Younger people generally want to live in the now. They want something today rather than just the promise of a cheque in the future they might never need. Because if you are just not interested in something, it does not matter how much it costs. As such, the industry could see a time when today’s added value benefits, such as remote GPs, counselling services, gym and cinema discounts, become the core product, with a bit of insurance becoming the add-on.
New tech to improve underwriting
UnderwriteMe will soon be adding a range of new functions to its online comparison site for advisers. The new Protection Platform has been designed to provide intermediaries with all the information needed to compare, recommend and buy in one place.

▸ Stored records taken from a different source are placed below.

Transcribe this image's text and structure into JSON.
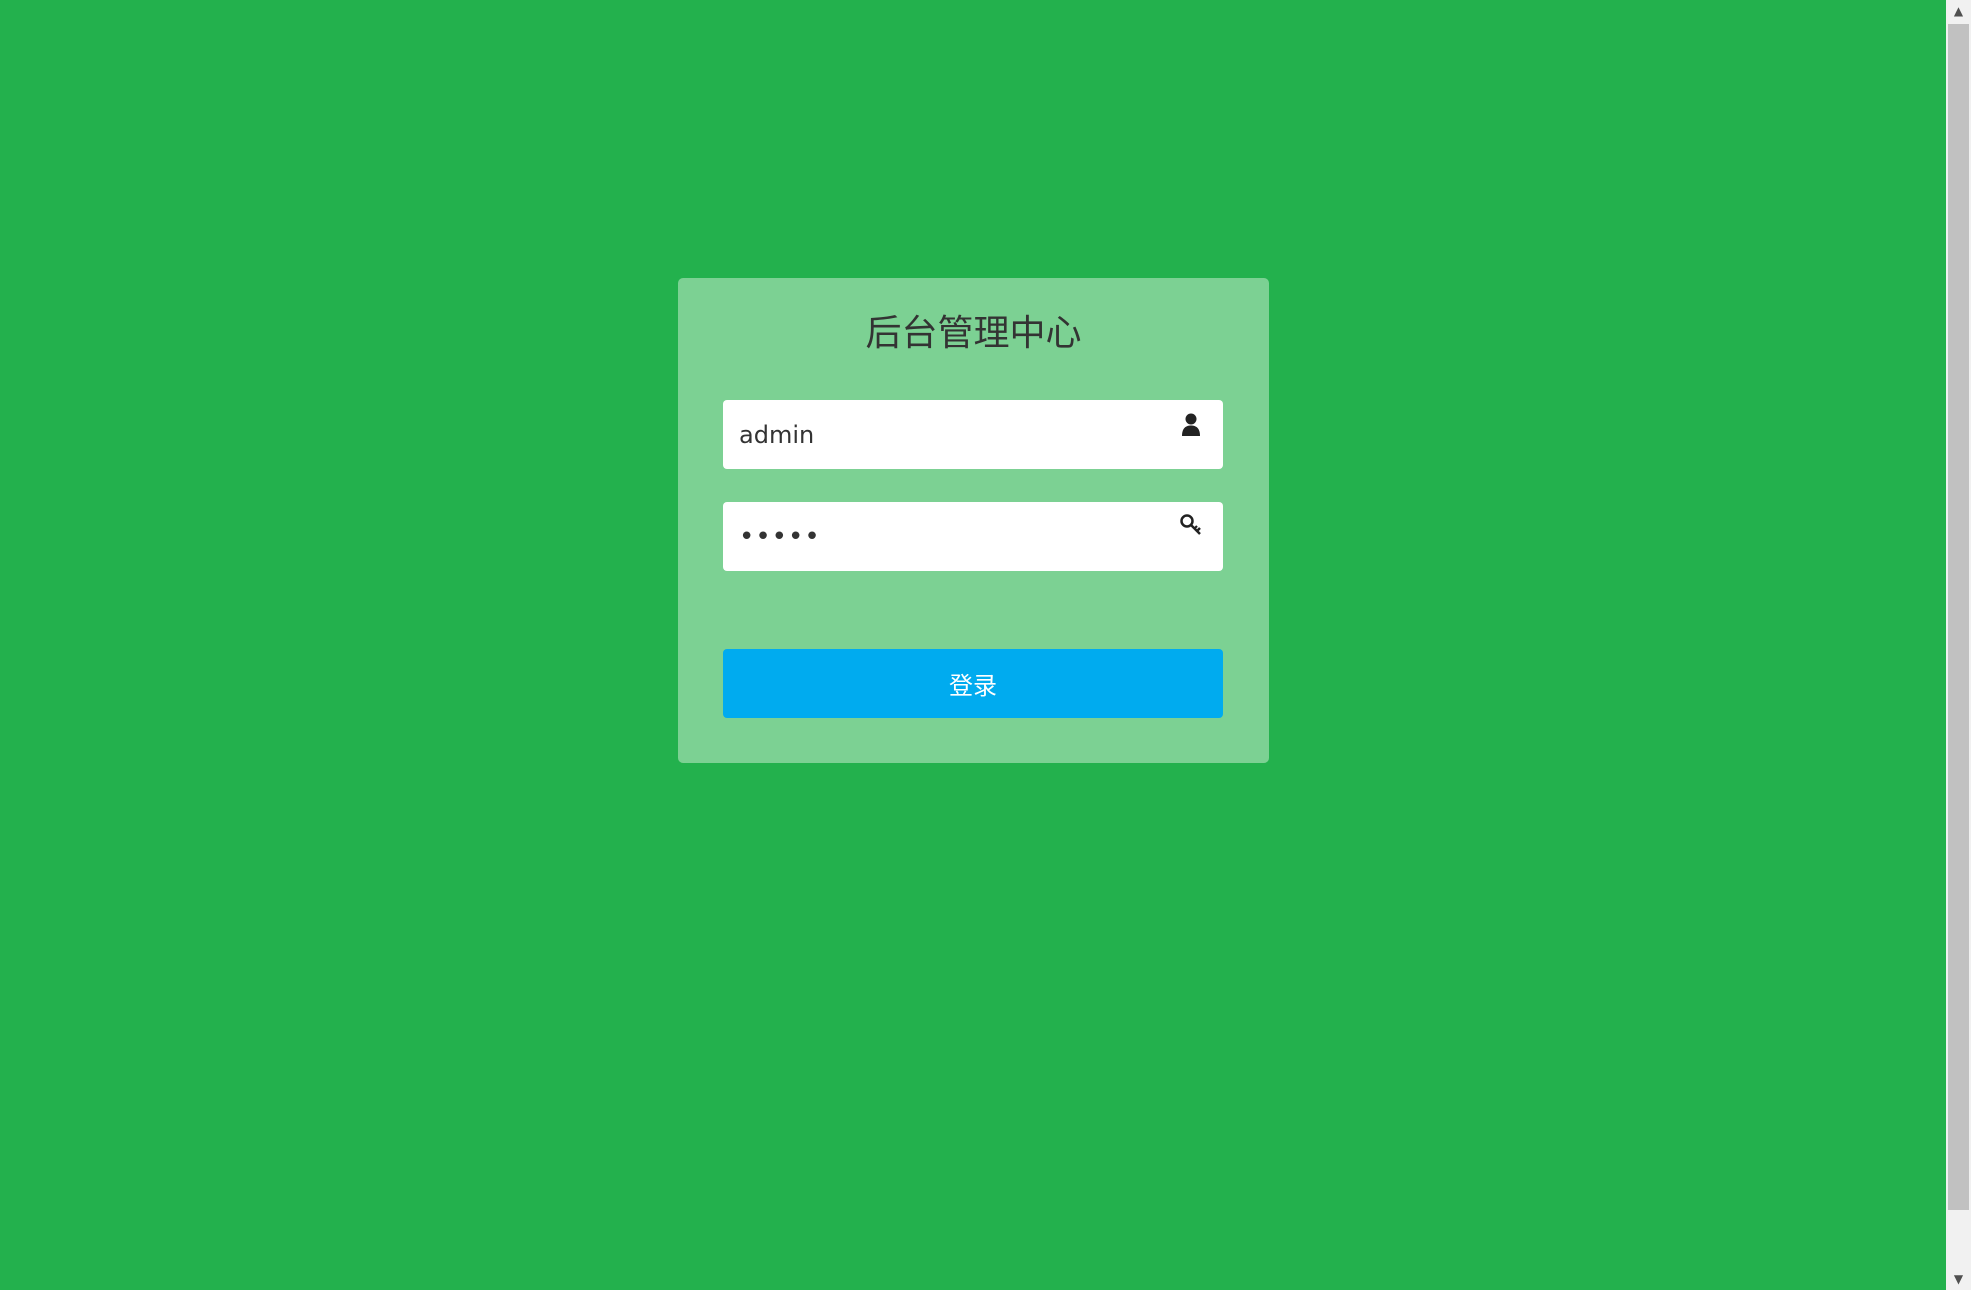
{
  "page": {
    "background_color": "#23b14d"
  },
  "login": {
    "title": "后台管理中心",
    "card_color": "#7cd193",
    "username": {
      "value": "admin",
      "icon": "user-icon"
    },
    "password": {
      "value": "•••••",
      "icon": "key-icon"
    },
    "submit_label": "登录",
    "submit_color": "#00abef"
  },
  "scrollbar": {
    "up_arrow": "▲",
    "down_arrow": "▼"
  }
}
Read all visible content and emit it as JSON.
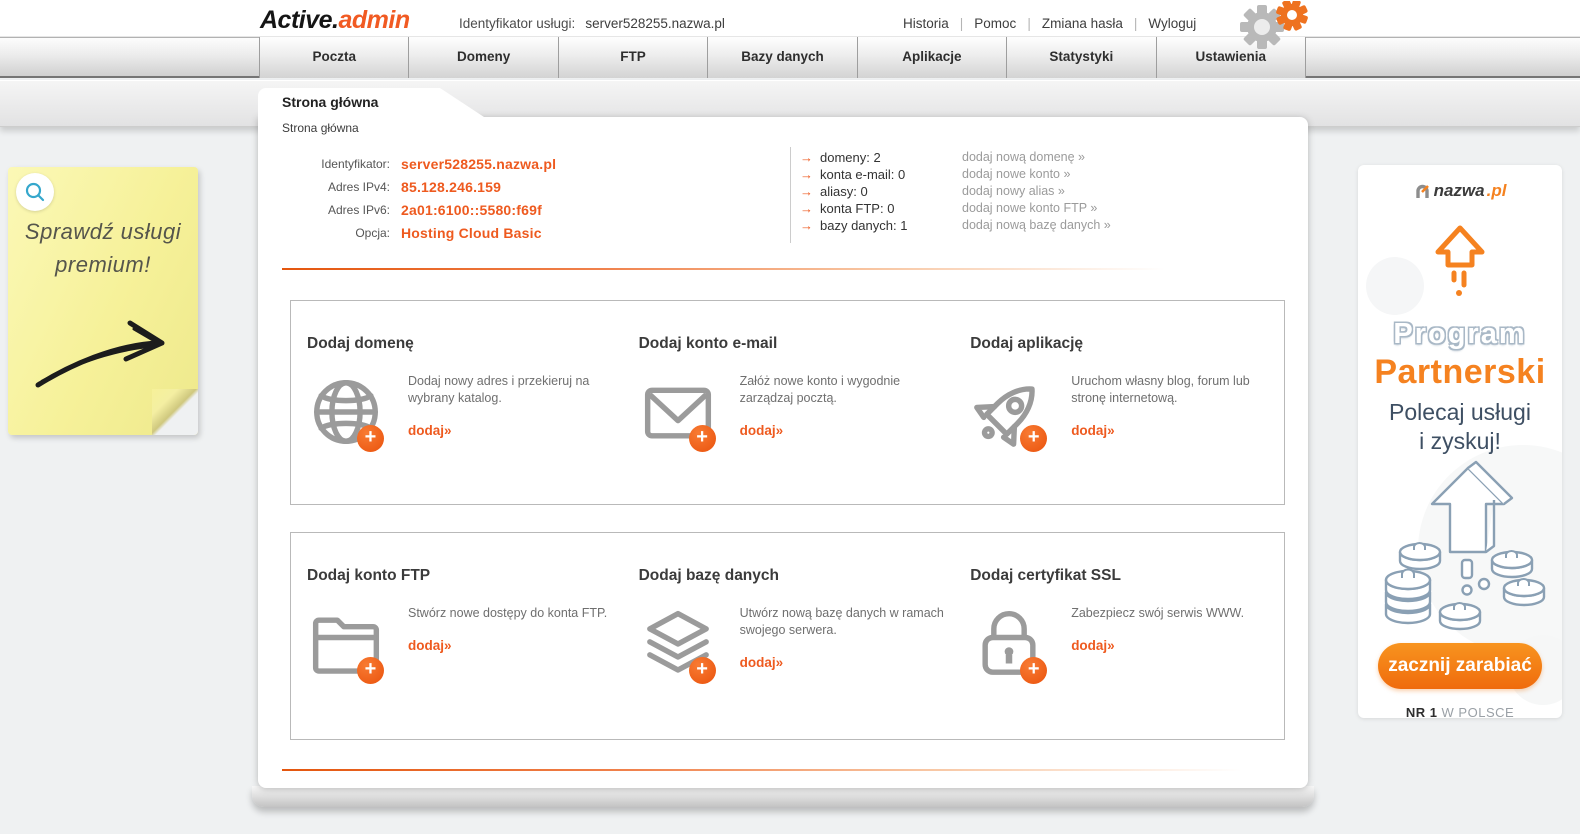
{
  "header": {
    "logo_part1": "Active.",
    "logo_part2": "admin",
    "service_label": "Identyfikator usługi:",
    "service_value": "server528255.nazwa.pl",
    "links": [
      "Historia",
      "Pomoc",
      "Zmiana hasła",
      "Wyloguj"
    ]
  },
  "nav": {
    "tabs": [
      "Poczta",
      "Domeny",
      "FTP",
      "Bazy danych",
      "Aplikacje",
      "Statystyki",
      "Ustawienia"
    ]
  },
  "page": {
    "tab_title": "Strona główna",
    "breadcrumb": "Strona główna"
  },
  "info": {
    "rows": [
      {
        "label": "Identyfikator:",
        "value": "server528255.nazwa.pl"
      },
      {
        "label": "Adres IPv4:",
        "value": "85.128.246.159"
      },
      {
        "label": "Adres IPv6:",
        "value": "2a01:6100::5580:f69f"
      },
      {
        "label": "Opcja:",
        "value": "Hosting Cloud Basic"
      }
    ],
    "stats": [
      {
        "label": "domeny: 2",
        "link": "dodaj nową domenę »"
      },
      {
        "label": "konta e-mail: 0",
        "link": "dodaj nowe konto »"
      },
      {
        "label": "aliasy: 0",
        "link": "dodaj nowy alias »"
      },
      {
        "label": "konta FTP: 0",
        "link": "dodaj nowe konto FTP »"
      },
      {
        "label": "bazy danych: 1",
        "link": "dodaj nową bazę danych »"
      }
    ]
  },
  "cards": {
    "row1": [
      {
        "title": "Dodaj domenę",
        "icon": "globe-icon",
        "description": "Dodaj nowy adres i przekieruj na wybrany katalog.",
        "link": "dodaj»"
      },
      {
        "title": "Dodaj konto e-mail",
        "icon": "envelope-icon",
        "description": "Załóż nowe konto i wygodnie zarządzaj pocztą.",
        "link": "dodaj»"
      },
      {
        "title": "Dodaj aplikację",
        "icon": "rocket-icon",
        "description": "Uruchom własny blog, forum lub stronę internetową.",
        "link": "dodaj»"
      }
    ],
    "row2": [
      {
        "title": "Dodaj konto FTP",
        "icon": "folder-icon",
        "description": "Stwórz nowe dostępy do konta FTP.",
        "link": "dodaj»"
      },
      {
        "title": "Dodaj bazę danych",
        "icon": "database-icon",
        "description": "Utwórz nową bazę danych w ramach swojego serwera.",
        "link": "dodaj»"
      },
      {
        "title": "Dodaj certyfikat SSL",
        "icon": "padlock-icon",
        "description": "Zabezpiecz swój serwis WWW.",
        "link": "dodaj»"
      }
    ]
  },
  "icons": {
    "arrow": "→",
    "plus": "+"
  },
  "promo_note": {
    "line1": "Sprawdź usługi",
    "line2": "premium!"
  },
  "ad": {
    "brand_name": "nazwa",
    "brand_tld": ".pl",
    "title1": "Program",
    "title2": "Partnerski",
    "subtitle1": "Polecaj usługi",
    "subtitle2": "i zyskuj!",
    "button": "zacznij zarabiać",
    "footnote_strong": "NR 1",
    "footnote_rest": " W POLSCE"
  },
  "colors": {
    "accent": "#ee5a1f",
    "ad_orange": "#f58220",
    "note_yellow": "#f6f199",
    "illustration_stroke": "#8aa0b4"
  }
}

The new questionnaire has reduced the number of clicks required to reach a full underwriting decision, and there will be one overall process, even to recommend different insurers for different products, while advisers can jump out at any stage to check prices from different insurers.
Also on the radar…
- Old Mutual is the latest insurer to revamp its critical illness cover. It had arguably been left behind in terms of product improvements in a competitive market, so there were a number of areas open to change. It made 80 enhancements last month.
- Aviva’s new claims report showed it paid 97.2 per cent of all protection claims last year and 96 per cent of claims across all business lines, including home and travel. More than £900m was paid out on life insurance, critical illness and income protection policies.
- New research by Epoq Legal indicates that employees are more likely to insure their pets than their salary. Thirty two per cent of those surveyed have pet insurance in comparison to 25 per cent with some form of income protection.